Чингиз Абдуллаев - Разорванный август
Ельцин не мог также знать, что поражение его первого заместителя в российском Верховном Совете вызовет неоднозначную реакцию союзных политиков. В этот день вице-президент страны Геннадий Янаев впервые позволил себе сказать Бакланову, что именно он испытывал в Праге, когда подписывал Протокол вместе с пятью другими руководителями восточноевропейских государств.
– Иностранные журналисты просто издевались над нашей делегацией, – пожаловался он Бакланову, – все время спрашивали, как мы реагируем на расширение НАТО. Они расширяются, а мы самоликвидируемся. И при этом еще говорим о новом мышлении.
Бакланов был заместителем председателя Совета обороны и считался одним из высших руководителей страны. Более того, именно ему подчинялся весь военно-промышленный комплекс страны, который он прекрасно знал, работая до этого секретарем ЦК КПСС, курирующим вопросы ВПК, а еще раньше – министром общего машиностроения СССР. Бакланов получал всю военно-политическую и аналитическую информацию, которую готовили и для Горбачева. Но, в отличие от президента, он отчетливо видел и понимал, куда завело страну «новое мышление» Горбачева и абсолютно дилетантская политика бывшего министра иностранных дел Шеварднадзе.

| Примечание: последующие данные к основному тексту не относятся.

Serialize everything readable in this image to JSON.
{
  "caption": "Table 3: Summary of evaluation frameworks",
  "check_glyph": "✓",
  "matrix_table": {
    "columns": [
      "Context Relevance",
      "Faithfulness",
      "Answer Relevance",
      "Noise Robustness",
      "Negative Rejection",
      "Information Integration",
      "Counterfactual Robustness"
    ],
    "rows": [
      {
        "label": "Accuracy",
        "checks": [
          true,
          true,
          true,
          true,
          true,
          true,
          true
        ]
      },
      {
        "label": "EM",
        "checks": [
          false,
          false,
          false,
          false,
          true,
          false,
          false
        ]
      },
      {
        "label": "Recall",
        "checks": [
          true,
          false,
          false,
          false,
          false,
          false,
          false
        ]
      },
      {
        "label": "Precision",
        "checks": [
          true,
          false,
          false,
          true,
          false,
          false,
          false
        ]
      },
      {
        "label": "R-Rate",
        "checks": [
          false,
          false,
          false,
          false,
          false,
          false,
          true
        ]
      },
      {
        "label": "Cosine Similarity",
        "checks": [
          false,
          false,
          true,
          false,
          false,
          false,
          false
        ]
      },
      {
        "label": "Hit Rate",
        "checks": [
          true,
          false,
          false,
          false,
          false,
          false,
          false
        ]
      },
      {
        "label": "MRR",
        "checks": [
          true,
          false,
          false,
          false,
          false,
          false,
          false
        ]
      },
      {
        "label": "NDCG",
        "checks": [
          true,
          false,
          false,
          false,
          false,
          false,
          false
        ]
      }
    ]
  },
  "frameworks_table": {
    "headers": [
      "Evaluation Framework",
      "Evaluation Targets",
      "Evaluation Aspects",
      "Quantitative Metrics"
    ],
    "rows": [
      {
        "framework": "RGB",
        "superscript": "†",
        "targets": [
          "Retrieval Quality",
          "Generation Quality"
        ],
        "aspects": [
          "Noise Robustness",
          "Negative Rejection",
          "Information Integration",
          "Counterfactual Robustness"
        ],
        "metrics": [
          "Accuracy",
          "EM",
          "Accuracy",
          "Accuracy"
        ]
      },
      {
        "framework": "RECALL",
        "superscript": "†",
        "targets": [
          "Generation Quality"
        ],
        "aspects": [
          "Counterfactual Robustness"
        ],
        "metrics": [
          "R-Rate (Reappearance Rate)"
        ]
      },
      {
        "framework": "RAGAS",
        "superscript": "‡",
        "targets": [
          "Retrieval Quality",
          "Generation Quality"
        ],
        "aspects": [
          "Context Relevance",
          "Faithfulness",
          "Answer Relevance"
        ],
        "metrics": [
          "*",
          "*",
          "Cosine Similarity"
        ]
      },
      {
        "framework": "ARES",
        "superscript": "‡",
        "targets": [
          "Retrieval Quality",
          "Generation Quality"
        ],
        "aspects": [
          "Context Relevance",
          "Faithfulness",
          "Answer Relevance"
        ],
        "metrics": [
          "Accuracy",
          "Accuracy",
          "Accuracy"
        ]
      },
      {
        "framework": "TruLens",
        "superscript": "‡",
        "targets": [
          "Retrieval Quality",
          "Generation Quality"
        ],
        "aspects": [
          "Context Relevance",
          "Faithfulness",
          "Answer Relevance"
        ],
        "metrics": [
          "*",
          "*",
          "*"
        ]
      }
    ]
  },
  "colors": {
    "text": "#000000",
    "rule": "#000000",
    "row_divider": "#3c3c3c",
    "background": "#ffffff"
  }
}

Как человек, допущенный к самым важным секретам государства, он уже имел информацию о том, что руководители восточноевропейских государств, которые с таким воодушевлением говорили о недопустимости создания военных блоков в Европе, уже вели секретные переговоры на предмет вступления их стран в военные структуры НАТО. И это было самым ярким свидетельством полного краха политики, проводимой советским руководством в последние годы.
– Мы уступили американцам в Европе все, что завоевали во время Второй мировой войны, – мрачно сказал Бакланов в разговоре с Янаевым. – Мало того, что сдали Восточную Германию и наших союзников, так еще и умудрились сделать так, что почти все наши бывшие союзники сейчас готовы выступать против нас.

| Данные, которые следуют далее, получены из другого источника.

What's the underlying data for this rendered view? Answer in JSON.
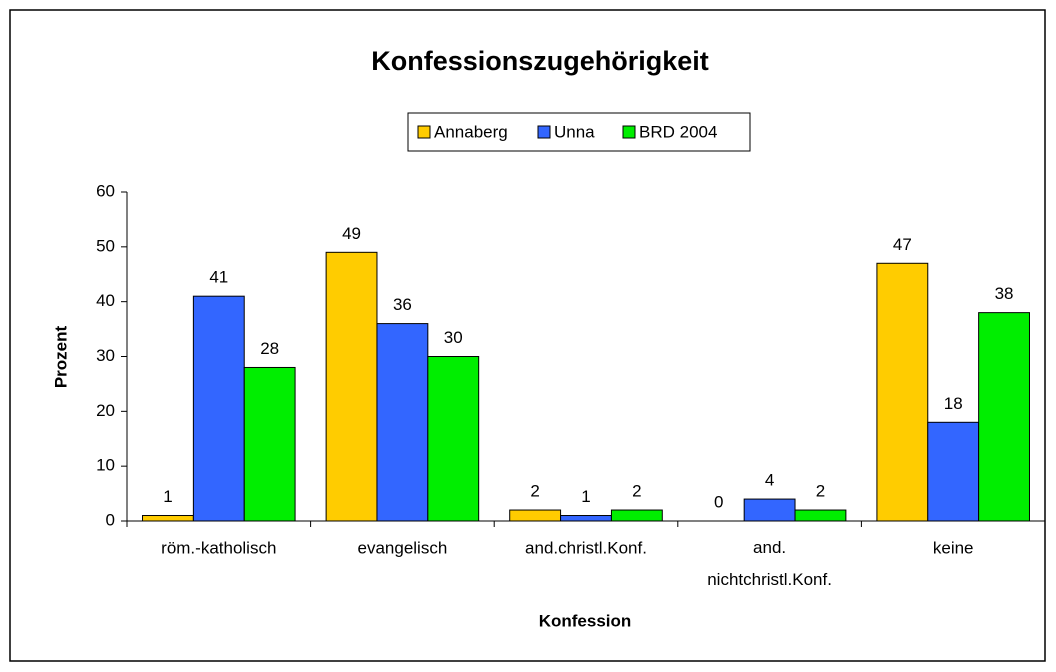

– Я видел, с какой радостью подписывали эти документы Валенса и Гавел, – сообщил Янаев, – и я могу их понять. При коммунистах они сидели в тюрьмах, а сейчас своими руками разрушали блок бывших социалистических стран.

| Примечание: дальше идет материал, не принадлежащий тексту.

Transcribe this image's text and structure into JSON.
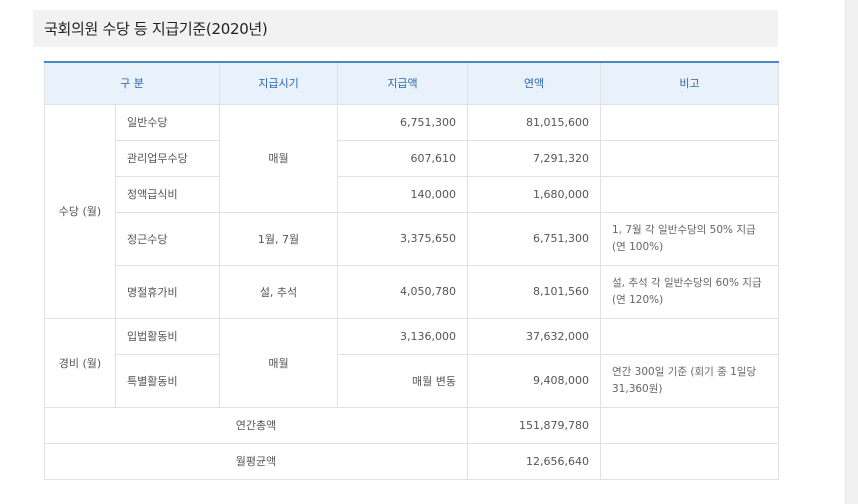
{
  "section": {
    "title": "국회의원 수당 등 지급기준(2020년)"
  },
  "table": {
    "headers": [
      "구 분",
      "지급시기",
      "지급액",
      "연액",
      "비고"
    ],
    "groups": {
      "allowance": "수당 (월)",
      "expense": "경비 (월)"
    },
    "rows": [
      {
        "name": "일반수당",
        "amount": "6,751,300",
        "annual": "81,015,600",
        "note": ""
      },
      {
        "name": "관리업무수당",
        "amount": "607,610",
        "annual": "7,291,320",
        "note": ""
      },
      {
        "name": "정액급식비",
        "amount": "140,000",
        "annual": "1,680,000",
        "note": ""
      },
      {
        "name": "정근수당",
        "timing": "1월, 7월",
        "amount": "3,375,650",
        "annual": "6,751,300",
        "note": "1, 7월 각 일반수당의 50% 지급 (연 100%)"
      },
      {
        "name": "명절휴가비",
        "timing": "설, 추석",
        "amount": "4,050,780",
        "annual": "8,101,560",
        "note": "설, 추석 각 일반수당의 60% 지급 (연 120%)"
      },
      {
        "name": "입법활동비",
        "amount": "3,136,000",
        "annual": "37,632,000",
        "note": ""
      },
      {
        "name": "특별활동비",
        "amount": "매월 변동",
        "annual": "9,408,000",
        "note": "연간 300일 기준 (회기 중 1일당 31,360원)"
      }
    ],
    "monthly_timing_1": "매월",
    "monthly_timing_2": "매월",
    "total_annual": {
      "label": "연간총액",
      "value": "151,879,780"
    },
    "monthly_avg": {
      "label": "월평균액",
      "value": "12,656,640"
    }
  }
}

– Вы говорили об этом Михаилу Сергеевичу? – поинтересовался Бакланов.
– Нет, не говорил. Два раза пытался ему рассказать, но он не желает слушать. Я его понимаю, ему неприятны все эти разговоры о нашем поражении.
– А как иначе это назвать? – горько спросил Бакланов. – Вы видели телеграмму венгерского президента по поводу вывода войск?
– Мне дали ее копию, – кивнул Янаев, – я читал и его письмо, и ответ Михаила Сергеевича.
– В газетах уже опубликовали оба письма, – сообщил Бакланов, – а недавно мы узнали, что венгры хотят поставить памятник своему бывшему премьеру Имре Надю, как демократу и человеку, пытавшемуся построить «социализм с человеческим лицом». Сейчас во всех странах бывшего социалистического лагеря подняли голову все, кто так ненавидит нашу страну. А венгерский президент еще вспоминает, как мы их освобождали. Хорошо, что хватило такта не писать о событиях пятьдесят шестого года.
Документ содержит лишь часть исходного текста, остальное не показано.